Willkommen auf den Seiten des Anthropocene Learning Labs

Das Anthropocene Learning Lab (ALL) ist eine interdisziplinäre Forschungsgruppe. Wir haben uns als Ziel gesetzt evidenzbasierte Bildung zum Anthropozän und zur sozialökologischen Transformation zu entwickeln. Bildung – als ein Schlüssel zur Nachhaltigkeit – und Naturwissenschaftsdidaktik spielen dabei eine zentrale Rolle, aktuelle und zukünftige Herausforderungen unserer Gesellschaften zu bewältigen, die sich nur innerhalb der planetarischen Grenzen bewegen können. Unsere Arbeit fokussiert die Interdependenzen zwischen naturwissenschaftlicher Bildung und Nachhaltigkeitswissenschaften mit speziellem Fokus auf den Inhalten des Anthropozäns. Wir nehmen diese Herausforderungen sehr ernst und verfolgen mit dem Anthropocene Learning Lab die folgenden Ziele:

  1. Bildung im Anthropozän geht über die üblichen akademischen Curricula hinaus. Wir arbeiten gleichsam mit Akteur*innen aus Wissenschaft und Praxis zusammen.
  2. Eine nachhaltige Gesellschaft denkt nicht nur nachhaltig sondern handelt auch dementsprechend. Die Handlungen der Menschen sind jedoch nur zum Teil durch Reflexionen und explizites Wissen beeinflusst.
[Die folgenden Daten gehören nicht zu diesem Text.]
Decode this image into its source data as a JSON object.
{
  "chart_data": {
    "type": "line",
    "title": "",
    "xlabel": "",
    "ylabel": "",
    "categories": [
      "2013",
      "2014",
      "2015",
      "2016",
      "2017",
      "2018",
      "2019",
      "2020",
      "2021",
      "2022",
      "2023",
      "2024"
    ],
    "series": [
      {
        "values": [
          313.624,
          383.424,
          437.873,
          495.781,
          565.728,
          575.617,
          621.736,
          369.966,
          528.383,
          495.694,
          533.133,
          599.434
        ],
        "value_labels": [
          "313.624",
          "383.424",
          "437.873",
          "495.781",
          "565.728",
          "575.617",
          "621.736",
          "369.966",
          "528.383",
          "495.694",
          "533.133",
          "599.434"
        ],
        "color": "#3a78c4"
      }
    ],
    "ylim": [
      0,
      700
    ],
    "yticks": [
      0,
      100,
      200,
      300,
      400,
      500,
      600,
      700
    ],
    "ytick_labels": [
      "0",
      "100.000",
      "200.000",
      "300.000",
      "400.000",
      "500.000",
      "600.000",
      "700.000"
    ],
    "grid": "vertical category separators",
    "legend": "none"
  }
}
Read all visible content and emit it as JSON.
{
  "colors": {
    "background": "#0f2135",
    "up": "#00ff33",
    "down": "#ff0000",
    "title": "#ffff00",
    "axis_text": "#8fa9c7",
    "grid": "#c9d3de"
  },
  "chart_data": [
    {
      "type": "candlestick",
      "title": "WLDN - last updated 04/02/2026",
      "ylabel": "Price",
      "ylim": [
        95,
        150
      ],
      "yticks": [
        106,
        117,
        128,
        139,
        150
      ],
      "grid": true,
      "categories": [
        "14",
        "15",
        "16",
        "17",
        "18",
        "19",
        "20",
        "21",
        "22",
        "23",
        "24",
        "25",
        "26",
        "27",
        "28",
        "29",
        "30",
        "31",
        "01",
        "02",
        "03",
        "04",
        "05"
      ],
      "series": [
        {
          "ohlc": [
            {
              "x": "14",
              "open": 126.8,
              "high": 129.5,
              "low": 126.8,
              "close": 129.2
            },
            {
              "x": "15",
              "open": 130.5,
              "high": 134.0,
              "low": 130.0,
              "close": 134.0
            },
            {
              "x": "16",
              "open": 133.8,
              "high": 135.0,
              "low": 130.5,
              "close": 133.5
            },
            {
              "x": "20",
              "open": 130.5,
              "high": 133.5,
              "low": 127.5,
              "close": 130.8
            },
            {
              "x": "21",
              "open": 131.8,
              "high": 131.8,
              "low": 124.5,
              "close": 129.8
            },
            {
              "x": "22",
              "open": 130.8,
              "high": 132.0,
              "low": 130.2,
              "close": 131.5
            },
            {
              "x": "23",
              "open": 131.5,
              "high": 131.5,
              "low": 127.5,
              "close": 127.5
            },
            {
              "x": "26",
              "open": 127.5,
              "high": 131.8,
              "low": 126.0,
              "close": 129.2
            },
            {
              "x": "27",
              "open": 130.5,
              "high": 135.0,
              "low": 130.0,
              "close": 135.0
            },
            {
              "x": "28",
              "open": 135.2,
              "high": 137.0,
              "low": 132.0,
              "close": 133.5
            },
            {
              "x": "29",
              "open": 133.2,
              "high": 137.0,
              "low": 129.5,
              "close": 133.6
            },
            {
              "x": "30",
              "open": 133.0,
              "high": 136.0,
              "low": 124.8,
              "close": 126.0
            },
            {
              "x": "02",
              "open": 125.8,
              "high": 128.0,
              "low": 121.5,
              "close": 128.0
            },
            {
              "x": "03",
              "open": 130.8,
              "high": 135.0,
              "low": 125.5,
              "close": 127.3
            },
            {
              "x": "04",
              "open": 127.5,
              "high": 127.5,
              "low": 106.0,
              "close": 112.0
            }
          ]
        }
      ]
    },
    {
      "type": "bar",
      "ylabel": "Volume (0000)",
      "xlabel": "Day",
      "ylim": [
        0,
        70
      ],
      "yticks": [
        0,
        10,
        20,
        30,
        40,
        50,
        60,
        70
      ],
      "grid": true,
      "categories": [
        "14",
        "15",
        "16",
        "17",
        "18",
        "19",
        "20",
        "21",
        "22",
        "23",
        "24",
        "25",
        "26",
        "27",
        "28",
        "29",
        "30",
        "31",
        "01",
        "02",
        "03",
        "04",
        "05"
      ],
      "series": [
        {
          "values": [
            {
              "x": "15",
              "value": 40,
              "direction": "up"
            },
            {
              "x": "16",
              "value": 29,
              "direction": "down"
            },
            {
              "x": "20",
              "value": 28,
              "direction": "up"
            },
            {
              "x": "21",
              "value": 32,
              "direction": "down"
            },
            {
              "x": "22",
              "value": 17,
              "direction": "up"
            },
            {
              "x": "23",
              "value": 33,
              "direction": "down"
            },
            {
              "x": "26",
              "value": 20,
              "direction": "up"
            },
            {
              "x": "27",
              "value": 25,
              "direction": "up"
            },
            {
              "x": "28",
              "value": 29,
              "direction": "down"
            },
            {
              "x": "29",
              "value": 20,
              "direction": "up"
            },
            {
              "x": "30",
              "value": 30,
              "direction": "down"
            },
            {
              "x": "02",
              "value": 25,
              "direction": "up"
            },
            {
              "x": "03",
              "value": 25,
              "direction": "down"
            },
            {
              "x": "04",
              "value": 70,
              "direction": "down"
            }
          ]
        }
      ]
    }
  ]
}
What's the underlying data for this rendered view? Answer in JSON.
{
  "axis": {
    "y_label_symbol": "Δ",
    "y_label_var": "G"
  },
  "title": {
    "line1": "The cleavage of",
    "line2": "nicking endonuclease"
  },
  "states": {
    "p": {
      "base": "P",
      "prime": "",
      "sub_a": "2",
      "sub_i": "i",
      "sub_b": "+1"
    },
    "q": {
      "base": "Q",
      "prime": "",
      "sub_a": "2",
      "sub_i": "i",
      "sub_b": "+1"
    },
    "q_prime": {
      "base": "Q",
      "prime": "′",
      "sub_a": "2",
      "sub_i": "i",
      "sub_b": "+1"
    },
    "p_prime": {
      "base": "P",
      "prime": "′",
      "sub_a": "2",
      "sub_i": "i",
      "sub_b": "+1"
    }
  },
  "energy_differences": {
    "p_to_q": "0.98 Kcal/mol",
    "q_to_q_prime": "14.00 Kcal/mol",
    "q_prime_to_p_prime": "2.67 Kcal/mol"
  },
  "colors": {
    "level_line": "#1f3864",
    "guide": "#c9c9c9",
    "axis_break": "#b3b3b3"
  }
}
Darauf basierend analysieren wir Vorstellungen und Denkrahmen. Für uns spielen implizite Aspekte des Verstehens und von Entscheidungen (Embodied Cognition) eine wichtige Rolle um Naturwissenschaften und Nachhaltigkeit zu lernen.
  3. Unsere Arbeit kann als anwendungsorientierte Grundlagenforschung bezeichnet werden: wir analysieren nicht nur, sondern nutzen unsere Rolle als verantwortungsbewusste Forscher*innen um zu einer nachhaltigeren Bildungspraxis beizutragen. Wir analysieren Bildungsprozesse im Detail, um die entwickelten Interventionen in der Bildungspraxis anzuwenden und damit die Qualität von Bildungsprozessen zu verbessern.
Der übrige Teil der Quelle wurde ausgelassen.